Getting to know JoJo
Hirsty's Daily Dose's JoJo spills the beans on Hirsty and Danny, tells us her biggest mistake and even confesses to her guilty pleasure!
Name? JoJo – also known as ‘The JoJo’
Age? Old enough to know better!
Where are you from? Leeds. Born and bred.
The reason you come to work in a morning? How else would I spend my mornings? Watching Daybreak? I don’t think so. Being paid to basically have a laugh, take the mick out of my colleagues and make tea is not a bad way to make a living. I can think of worse ways to earn crust.
Who would your ideal guest be? (Can be living or dead) S o many it’s hard to say. Leigh Francis aka Keith Lemon because he is from Leeds and would be an absolute scream to chat to. I doubt I’d be able to talk to him for laughing though. Gok Wan – cos he’s so openly gay and fabulous. And Mick Jagger, mainly to ask him if he remembers dancing with me at a party at his house in Richmond many moons ago. I made some memorable moves so who knows.
Which celebrity do you reckon you look or act like? People say that I look like Grace Jones because of my hair and sound like Sue Pollard, but I apparently act more like Mariah Carey – pure Diva!
What rules do you live your life by? Treat others how you would like to be treated yourself. Manners cost nothing. And what goes around comes around.
If you died and came back as an animal what would it be? A Zebra because their coats are so magnificent. Either a Zebra or a Koala bear. Apparently they sleep for around 18 hours a day and eat for the other 6. After many years of doing breakfast radio, I could do with a sleep in!
What's been your biggest mistake? Trying to answer this question. We all make mistakes – the question is do we learn from them?
Your opinions on your colleagues?
Where do I start? Danny is like a funny little brother, you know, clever, opinionated and a bit annoying at times, and as for Hirsty, well he’s like a sister to me! He’s pretty unique, a total boy/girl. On one hand he’s dead girly, talking about facials and shoes and on the other hand he’s all about boy stuff, like gadgets and cars. I like that.
What’s your guilty pleasure? Dame Shirley Bassey. I have around 29 of her albums on vinyl. I like nothing better than to sing along at the top of my voice when there’s no one around. It’s a private thing.
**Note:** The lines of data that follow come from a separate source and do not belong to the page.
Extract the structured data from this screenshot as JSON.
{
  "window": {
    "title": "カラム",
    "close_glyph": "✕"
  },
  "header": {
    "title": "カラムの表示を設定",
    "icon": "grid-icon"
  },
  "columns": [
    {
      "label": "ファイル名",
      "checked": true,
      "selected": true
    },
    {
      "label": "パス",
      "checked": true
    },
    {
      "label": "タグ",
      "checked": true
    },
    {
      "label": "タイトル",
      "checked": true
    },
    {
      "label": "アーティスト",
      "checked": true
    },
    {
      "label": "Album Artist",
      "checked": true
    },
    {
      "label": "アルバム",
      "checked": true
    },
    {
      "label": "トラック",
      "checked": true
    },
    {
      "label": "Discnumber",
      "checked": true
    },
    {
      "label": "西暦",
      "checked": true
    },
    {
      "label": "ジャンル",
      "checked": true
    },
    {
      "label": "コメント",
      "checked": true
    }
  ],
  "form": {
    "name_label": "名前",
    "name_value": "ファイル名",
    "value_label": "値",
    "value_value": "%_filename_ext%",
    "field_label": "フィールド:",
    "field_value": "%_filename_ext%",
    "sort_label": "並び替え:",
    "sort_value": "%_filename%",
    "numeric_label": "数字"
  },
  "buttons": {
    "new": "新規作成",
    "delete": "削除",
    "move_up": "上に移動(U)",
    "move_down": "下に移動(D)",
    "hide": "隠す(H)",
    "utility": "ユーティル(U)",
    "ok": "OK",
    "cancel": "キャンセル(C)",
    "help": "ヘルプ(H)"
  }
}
Most embarrassing track on my iPod? iPod? I’m still using a cassette Sony Walkman from the late 80’s. It’s a sport version in yellow. It’s waterproof. My first love, Thomas Holmes bought it for me. We were going steady. I don’t believe any of my personal music is embarrassing. It all relates to a time and a place and a lot of memories. Oh – apparently I do have an iPod on my iPhone, Hirsty has just informed me. I’m such a technophobe!
What song lyric best describes you? Ooo – this is a tough one. I’d like to say, ‘Young, Gifted and Black’, by Bob and Marcia, but only one of those statements is true. And I’d like to say, ‘She’s a Lady’, by Tom Jones, but I’m not entirely sure I live up to that lyric either. So how about ‘Foxy’, by Jimi Hendrix.
Favourite gig you’ve ever been to? Daft Punk at Temple Newsam! Incredible! Nuff said.
What’s the best thing about having your own show on Capital? I don’t, I have to share the airwaves with those two numpty’s, Hirsty and Danny! To be honest I like being part of a team. I’d be rubbish on my own.
What’s your favourite place in Yorkshire? The Birdyard vintage clothes shop for dresses, and The Sunshine Bakery for the to die for cupcakes! Washed down with a cup of tea out of china cup. And I love taking my son to The Yorkshire Wlildlife Park too.
From my wardrobe you can have… Nothing! I need it all!
Facebook is… I a world I tried to refrain from, but you have to get with the times. I found some dear old friends on there and made a few new ones. I’m not a heavy user, but I do like to have a nosey from time to time. I think we all have a voyeuristic nature. And it’s free!
Why didn’t you ask me about... Why people would want to listen to our show? Well in answer to that excellent question – because we’re like a dysfunctional family, sometimes we get on famously and sometimes it’s quite the opposite. And given the choice out there, why not?